Even with Congress almost paralyzed, the tech unified tax (“monotributo tech”) project has been passed in the lower house and has a majority opinion issued by the Senate, and the government is betting on transforming it into law.
If it goes ahead, workers who offer services abroad will be able to declare their activity and receive up to US$30,000 per year straight into their bank accounts, without having to convert it into pesos at the official exchange rate. However, the project will have to overcome the objections of business chambers, who are lobbying against it.

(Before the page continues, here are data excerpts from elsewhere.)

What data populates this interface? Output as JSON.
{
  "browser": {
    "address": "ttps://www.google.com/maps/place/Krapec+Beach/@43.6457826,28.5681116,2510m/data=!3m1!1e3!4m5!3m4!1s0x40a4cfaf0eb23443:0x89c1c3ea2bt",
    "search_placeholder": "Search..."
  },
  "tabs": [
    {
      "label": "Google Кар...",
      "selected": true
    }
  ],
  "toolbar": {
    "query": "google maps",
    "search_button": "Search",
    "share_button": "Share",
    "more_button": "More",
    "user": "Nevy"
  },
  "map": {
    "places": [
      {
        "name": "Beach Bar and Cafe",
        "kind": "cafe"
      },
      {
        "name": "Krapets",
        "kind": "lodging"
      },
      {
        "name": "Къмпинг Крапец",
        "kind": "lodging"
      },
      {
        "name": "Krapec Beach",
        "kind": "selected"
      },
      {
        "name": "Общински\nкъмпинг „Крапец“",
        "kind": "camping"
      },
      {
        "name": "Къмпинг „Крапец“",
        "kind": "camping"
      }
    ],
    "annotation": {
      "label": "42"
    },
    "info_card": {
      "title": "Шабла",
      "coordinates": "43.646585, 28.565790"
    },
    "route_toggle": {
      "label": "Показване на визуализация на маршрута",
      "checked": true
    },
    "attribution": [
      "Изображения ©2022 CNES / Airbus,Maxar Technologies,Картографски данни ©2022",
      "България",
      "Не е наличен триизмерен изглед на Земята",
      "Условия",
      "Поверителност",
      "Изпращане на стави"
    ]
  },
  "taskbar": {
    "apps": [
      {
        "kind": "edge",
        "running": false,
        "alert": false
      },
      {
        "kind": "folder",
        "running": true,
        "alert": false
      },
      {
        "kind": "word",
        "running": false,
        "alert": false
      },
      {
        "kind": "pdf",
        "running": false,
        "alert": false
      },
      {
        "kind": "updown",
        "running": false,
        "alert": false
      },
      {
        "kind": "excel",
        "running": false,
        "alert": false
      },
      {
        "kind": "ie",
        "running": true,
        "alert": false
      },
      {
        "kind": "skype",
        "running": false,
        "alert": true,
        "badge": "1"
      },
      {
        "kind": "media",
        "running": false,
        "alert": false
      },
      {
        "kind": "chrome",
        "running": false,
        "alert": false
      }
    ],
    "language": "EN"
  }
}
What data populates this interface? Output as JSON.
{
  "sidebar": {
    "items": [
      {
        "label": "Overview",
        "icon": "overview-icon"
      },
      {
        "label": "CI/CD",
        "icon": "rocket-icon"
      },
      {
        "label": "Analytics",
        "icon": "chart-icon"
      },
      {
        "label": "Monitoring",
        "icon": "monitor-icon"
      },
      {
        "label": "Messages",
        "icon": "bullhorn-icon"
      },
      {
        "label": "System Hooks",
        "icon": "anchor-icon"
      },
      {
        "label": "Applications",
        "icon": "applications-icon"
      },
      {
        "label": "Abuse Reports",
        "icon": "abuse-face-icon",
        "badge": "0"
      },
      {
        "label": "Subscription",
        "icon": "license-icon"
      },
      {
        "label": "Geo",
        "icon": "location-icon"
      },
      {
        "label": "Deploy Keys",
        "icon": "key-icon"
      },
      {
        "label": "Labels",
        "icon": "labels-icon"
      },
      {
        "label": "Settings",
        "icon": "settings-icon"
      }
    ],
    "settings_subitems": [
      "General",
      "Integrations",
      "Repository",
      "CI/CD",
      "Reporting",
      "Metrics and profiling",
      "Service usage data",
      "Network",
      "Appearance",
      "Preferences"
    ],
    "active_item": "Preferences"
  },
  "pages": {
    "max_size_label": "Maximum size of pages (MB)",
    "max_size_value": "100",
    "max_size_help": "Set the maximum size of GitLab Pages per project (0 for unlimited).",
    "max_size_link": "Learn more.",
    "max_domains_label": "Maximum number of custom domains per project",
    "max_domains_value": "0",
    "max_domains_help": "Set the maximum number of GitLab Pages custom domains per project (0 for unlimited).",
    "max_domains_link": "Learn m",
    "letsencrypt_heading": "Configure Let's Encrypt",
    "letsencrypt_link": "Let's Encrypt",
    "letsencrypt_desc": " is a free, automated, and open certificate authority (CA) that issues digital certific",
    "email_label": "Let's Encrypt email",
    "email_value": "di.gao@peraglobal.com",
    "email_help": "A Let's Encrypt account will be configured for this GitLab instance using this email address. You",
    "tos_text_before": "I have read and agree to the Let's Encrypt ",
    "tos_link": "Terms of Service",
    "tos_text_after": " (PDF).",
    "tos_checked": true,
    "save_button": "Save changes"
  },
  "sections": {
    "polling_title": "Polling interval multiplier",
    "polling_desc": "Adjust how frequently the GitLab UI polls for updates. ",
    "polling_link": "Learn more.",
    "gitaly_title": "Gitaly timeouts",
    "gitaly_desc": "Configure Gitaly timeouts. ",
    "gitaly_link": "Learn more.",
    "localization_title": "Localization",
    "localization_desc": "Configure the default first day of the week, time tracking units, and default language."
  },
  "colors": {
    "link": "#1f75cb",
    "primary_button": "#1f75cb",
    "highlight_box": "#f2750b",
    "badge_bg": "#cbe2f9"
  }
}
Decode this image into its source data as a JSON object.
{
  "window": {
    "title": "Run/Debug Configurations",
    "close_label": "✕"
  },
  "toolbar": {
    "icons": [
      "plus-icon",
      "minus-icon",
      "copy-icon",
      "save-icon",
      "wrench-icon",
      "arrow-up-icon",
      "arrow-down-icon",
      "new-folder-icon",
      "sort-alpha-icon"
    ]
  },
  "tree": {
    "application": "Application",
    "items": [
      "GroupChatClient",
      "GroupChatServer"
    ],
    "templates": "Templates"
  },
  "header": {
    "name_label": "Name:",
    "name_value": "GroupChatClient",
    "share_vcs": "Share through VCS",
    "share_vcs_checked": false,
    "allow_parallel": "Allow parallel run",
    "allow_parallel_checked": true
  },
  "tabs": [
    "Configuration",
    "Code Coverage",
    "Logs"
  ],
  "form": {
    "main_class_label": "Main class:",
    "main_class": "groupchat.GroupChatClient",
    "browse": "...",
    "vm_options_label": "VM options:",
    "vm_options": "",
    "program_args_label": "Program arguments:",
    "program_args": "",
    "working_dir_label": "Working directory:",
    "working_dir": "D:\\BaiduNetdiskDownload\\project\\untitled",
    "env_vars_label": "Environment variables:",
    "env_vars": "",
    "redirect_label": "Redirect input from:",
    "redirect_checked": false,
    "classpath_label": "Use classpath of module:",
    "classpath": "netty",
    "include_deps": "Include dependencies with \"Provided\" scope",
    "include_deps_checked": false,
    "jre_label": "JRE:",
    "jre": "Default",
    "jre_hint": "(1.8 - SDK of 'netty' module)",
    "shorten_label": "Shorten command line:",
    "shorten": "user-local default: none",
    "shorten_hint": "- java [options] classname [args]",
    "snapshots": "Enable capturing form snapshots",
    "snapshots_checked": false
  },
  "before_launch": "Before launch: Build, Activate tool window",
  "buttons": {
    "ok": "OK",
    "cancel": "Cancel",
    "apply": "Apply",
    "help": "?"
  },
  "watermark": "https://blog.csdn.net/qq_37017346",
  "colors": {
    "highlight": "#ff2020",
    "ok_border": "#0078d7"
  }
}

Last Thursday, Argencon, the association that gathers top knowledge economy companies such as Mercado Libre and Globant, organized a cocktail reception at the Sheraton hotel to celebrate their first decade. Guests included Juan Manuel Cheppi, the current Economy Ministry’s Knowledge Economy Secretary. Sources say business leaders and executives “regretted” the progress of the project, which was drafted during Cheppi’s predecessor Ariel Sujarchuk’s tenure.
When the tech unified tax was passed in the lower house, representative Itaí Hagman of the ruling Frente de Todos coalition stated that the owner of Mercado Libre straight-out lobbied against it. “Despite a boycott from [Mercado Libre founder and CEO] Marcos Galperin and [opposition coalition] Juntos por el Cambio, we’ve secured approval,” Hagman posted on his Twitter account. Representatives from JxC, who had publicly supported the project before, ended up either voting against it or abstaining.
Although chambers like Argencon’s bottomline plan is to stop the bill, they also believe a middle ground can be reached. This could come in the form of a law that applies to some liberal professions, such as journalists or gamers working for foreign clients, but not for people linked to the knowledge economy, like programmers.
The Software Industry Chamber (CESSI) also came out strongly against the tech unified tax project. In a statement, they said the tech unified tax would result in “increasing precariousness for contractors”, arguing that people who work for foreign clients, rather than local companies, are selling their services and do not have formal employment contracts. This means they lack benefits such as a 13th salary (aguinaldo), paid vacations, healthcare, social security, and maternity leave.
CESSI also argues that the tech unified tax will result in a “reduction of public income”, since they estimate that it is the only fiscal contribution those workers will pay, and it comes to substantially less than the taxes companies pay for having full-time employees. Another issue they raise is that it will cause “a drop in local production and reduced inflow of dollars”, because they say it “discourages software development in the country while promoting the importing of software made by Argentines”.
Computer workers’ union, the Computing Union Association (AGC), which supports the project, posted CESSI’s statement on social media and responded to every point on the list. They said they have been demanding a seat at the table for years so they can discuss with the companies and “guarantee all workers’ rights” through a collective bargain, but “CESSI is refusing to have this conversation”.
“It’s shameful to state that the formalization of freelance workers is synonymous with labor precarization. Today, in the face of the currency exchange gap, a contractor cannot declare their income, how can they justify buying a car? In that sense, the tech unified tax helps them,” they answered.
The bill establishes a tax structure so people working for foreign clients can sign up to the unified tax system in three income brackets of US$10,000, US$20,000 and US$30,000 per year. This will allow them to legally declare their income, pay taxes, and have healthcare plans and social security contributions. The State not only wants to formalize what different economists call “a new prosperous informality”, but also has the macroeconomic goal of getting those dollars, which currently enter the economy through illegal exchange agencies —with high commissions of 8%— or Payoneer cards, to start coming in through the Central Bank.
The project has been passed by the Chamber of Deputies and a majority opinion has already been issued by the Senate, but vote is still pending. Juntos por el Cambio have already stated that they plan to reject it. UCR senator Juan Carlos Martínez said the problem with this informal sector is the “abnormality” of the currency exchange controls and gap, as well as the different exchange rates, and that all that will get solved “starting on December 10” [the date the next administration will take office]. The economic staff of JxC aim to reduce the gap and unify the exchange rate as part of a stabilization plan.